The evidence for warfare during this Postpalatial period is limited to finds of weapons from graves and figurative scenes on generally large pots of the Late Helladic IIIC period (ca. the twelfth century BC), the final phase of the Bronze Age proper. As Matthew Lloyd has pointed out, “the rise in violent iconography and the prestige of swords and spears in the Postpalatial period is no coincidence, and that willingness to do violence was becoming a necessary skill in the cultural climate.”
An example of Late Helladic IIIC pottery is the “Warrior Vase” from Mycenae. It is a large vessel used to mix water and wine. Both sides depict warriors. On one side, the men have raised their spears and are preparing to attack; on the other, warriors march away with little knapsacks tied to their spears, which they hold aslope against their shoulders. They are wearing helmets of some kind, leg protection, and perhaps also a kind of corslet. Most notably, they are also equipped with shields. The warriors that are marching away have crescent-shaped shields.
Battle-scenes from other vases and pottery fragments show that the spear is the most used weapon. It is often brandished overhead and perhaps it was apparently used as a throwing weapon. Other warriors wield swords; we also find archers. In addition to the crescent-shaped shields of the Warrior Vase, we also find square shields and oblong shields with scallops cut from the sides, which resemble Hittite shields and the later, so-called Dipylon shields found in Late Geometric figured scenes of the late eighth century BC.
Aside from differences with the preceding period, we may also note some continuity. The rail chariot, introduced during the late thirteenth century BC, continues in use. Likewise, many scenes of battle that date from the twelfth century BC feature ships that are similar to warships of the Palatial era, with a flat keel. These vessels would continue in use until the Archaic period, undergoing relatively minor changes, including being fitted with a bronze ram.
Observant readers may have noticed that I have not once referred to the Homeric epics or the story of the Trojan War in this article. This was intentional, because even if the story of the Trojan War has roots that stretch back to the Late Bronze Age, there is (almost) nothing in the epics that can be positively identified as Mycenaean.
However, there are traces of a (possible) Trojan War to be found in Anatolian sources that do go back to the Bronze Age. It is beyond the remit of this article to devote too much space to the subject here, but interested readers should check out Mary R. Bachvarova’s From Hittite to Homer. The Anatolian Background of Ancient Greek Epic (2016).

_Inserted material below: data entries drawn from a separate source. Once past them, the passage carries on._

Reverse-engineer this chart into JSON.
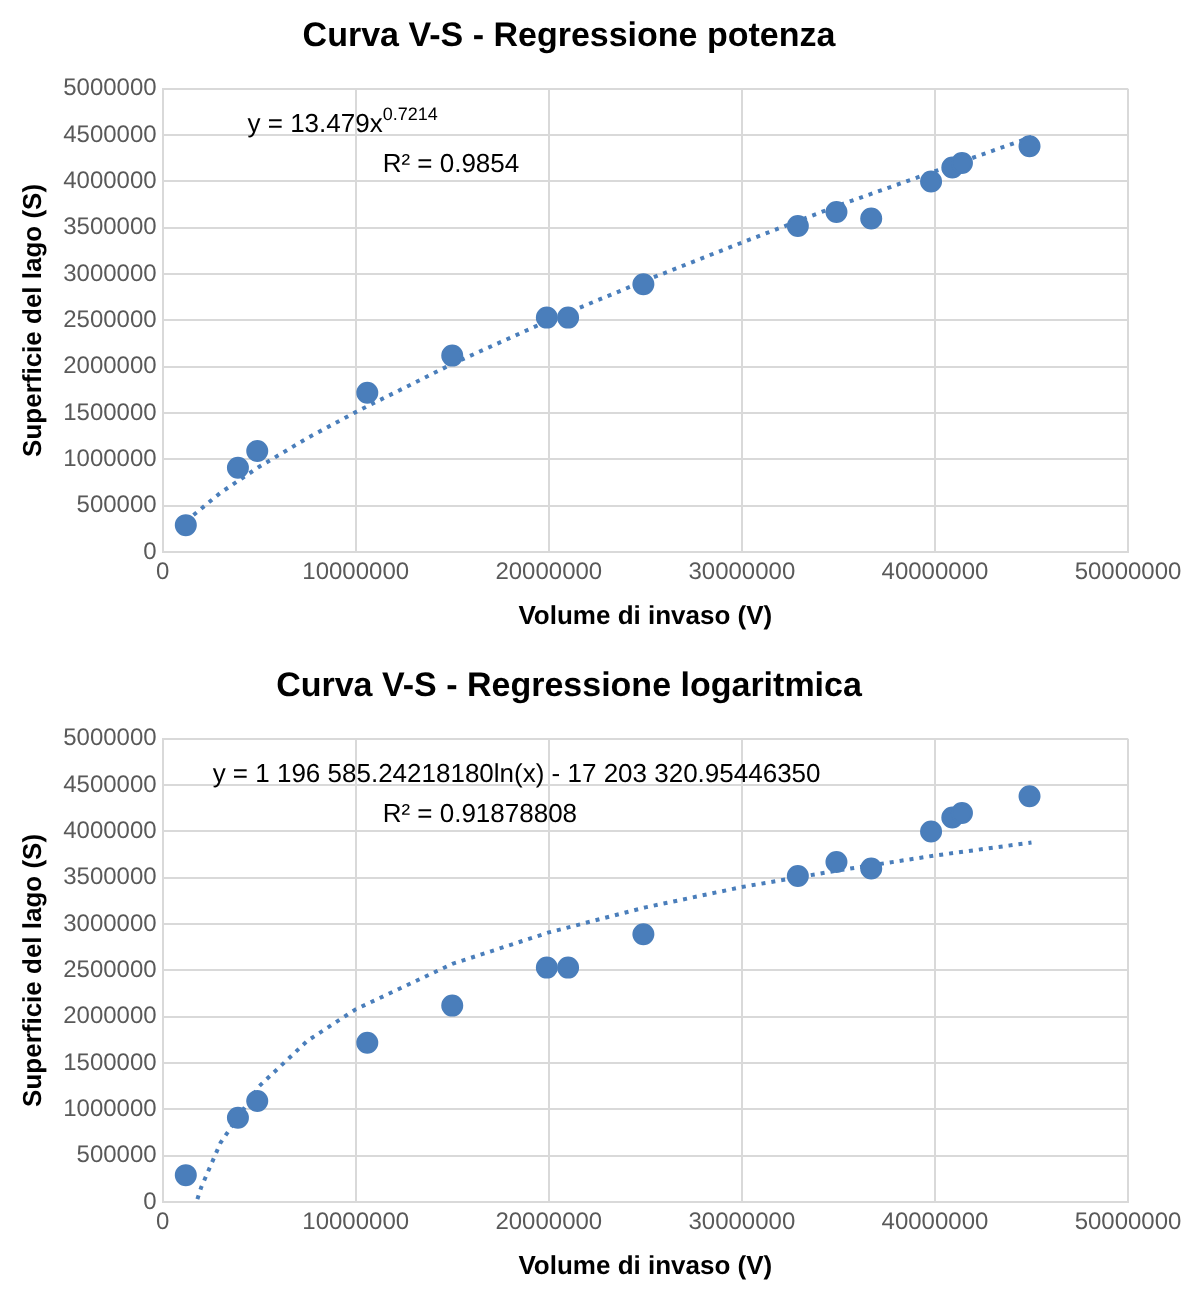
{
  "chart_data": [
    {
      "type": "scatter",
      "title": "Curva V-S - Regressione potenza",
      "xlabel": "Volume di invaso (V)",
      "ylabel": "Superficie del lago (S)",
      "xlim": [
        0,
        50000000
      ],
      "xticks": [
        0,
        10000000,
        20000000,
        30000000,
        40000000,
        50000000
      ],
      "ylim": [
        0,
        5000000
      ],
      "yticks": [
        0,
        500000,
        1000000,
        1500000,
        2000000,
        2500000,
        3000000,
        3500000,
        4000000,
        4500000,
        5000000
      ],
      "grid": true,
      "legend": false,
      "annotations": [
        "y = 13.479x$^{0.7214}$",
        "R² = 0.9854"
      ],
      "series": [
        {
          "type": "scatter",
          "marker": "circle",
          "color": "#4a7ebb",
          "x": [
            1200000,
            3900000,
            4900000,
            10600000,
            15000000,
            19900000,
            21000000,
            24900000,
            32900000,
            34900000,
            36700000,
            39800000,
            40900000,
            41400000,
            44900000
          ],
          "values": [
            290000,
            910000,
            1090000,
            1720000,
            2120000,
            2530000,
            2530000,
            2890000,
            3520000,
            3670000,
            3600000,
            4000000,
            4150000,
            4200000,
            4380000
          ]
        },
        {
          "type": "line",
          "marker": "none",
          "line_style": "dotted",
          "color": "#4a7ebb",
          "x": [
            1200000,
            3000000,
            5000000,
            7500000,
            10000000,
            15000000,
            20000000,
            25000000,
            30000000,
            35000000,
            40000000,
            45000000
          ],
          "values": [
            330000,
            640000,
            920000,
            1230000,
            1510000,
            2030000,
            2500000,
            2930000,
            3340000,
            3740000,
            4110000,
            4480000
          ]
        }
      ]
    },
    {
      "type": "scatter",
      "title": "Curva V-S - Regressione logaritmica",
      "xlabel": "Volume di invaso (V)",
      "ylabel": "Superficie del lago (S)",
      "xlim": [
        0,
        50000000
      ],
      "xticks": [
        0,
        10000000,
        20000000,
        30000000,
        40000000,
        50000000
      ],
      "ylim": [
        0,
        5000000
      ],
      "yticks": [
        0,
        500000,
        1000000,
        1500000,
        2000000,
        2500000,
        3000000,
        3500000,
        4000000,
        4500000,
        5000000
      ],
      "grid": true,
      "legend": false,
      "annotations": [
        "y = 1 196 585.24218180ln(x) - 17 203 320.95446350",
        "R² = 0.91878808"
      ],
      "series": [
        {
          "type": "scatter",
          "marker": "circle",
          "color": "#4a7ebb",
          "x": [
            1200000,
            3900000,
            4900000,
            10600000,
            15000000,
            19900000,
            21000000,
            24900000,
            32900000,
            34900000,
            36700000,
            39800000,
            40900000,
            41400000,
            44900000
          ],
          "values": [
            290000,
            910000,
            1090000,
            1720000,
            2120000,
            2530000,
            2530000,
            2890000,
            3520000,
            3670000,
            3600000,
            4000000,
            4150000,
            4200000,
            4380000
          ]
        },
        {
          "type": "line",
          "marker": "none",
          "line_style": "dotted",
          "color": "#4a7ebb",
          "x": [
            1800000,
            2000000,
            3000000,
            5000000,
            7500000,
            10000000,
            15000000,
            20000000,
            25000000,
            30000000,
            35000000,
            40000000,
            45000000
          ],
          "values": [
            30000,
            160000,
            640000,
            1250000,
            1740000,
            2080000,
            2570000,
            2910000,
            3180000,
            3400000,
            3580000,
            3740000,
            3880000
          ]
        }
      ]
    }
  ]
}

For example, Bachvarova notes (p. 400-401):
We know that the story tradition about Troy is indeed very old. As mentioned in earlier chapters, the destruction of Troy/Tarwiza may have already reached legendary status among the Hittites in the Late Bronze Age, and Luwians were already singing about “steep Wilusa” in the fourteenth century BCE. There is, however, no reason to believe that a Mycenaean epic about the fall of Troy existed.
But I hope that this article demonstrates that Mycenaean warfare is interesting in and of itself; it does not have to be given meaning by reference to the story of the Trojan War, or by forcing the Homeric epics to somehow fit into the Late Bronze Age. Archaeology has unearthed a great deal about the Mycenaean world without us having to take recourse to texts that were first written down centuries after the end of the Bronze Age.
Furthermore, I hope that this diachronic overview has given some idea of how dynamic warfare was for the period under examination. Weapons, armour, and related items changed continuously over the course of the Late Bronze Age, and I have only touched on major developments here.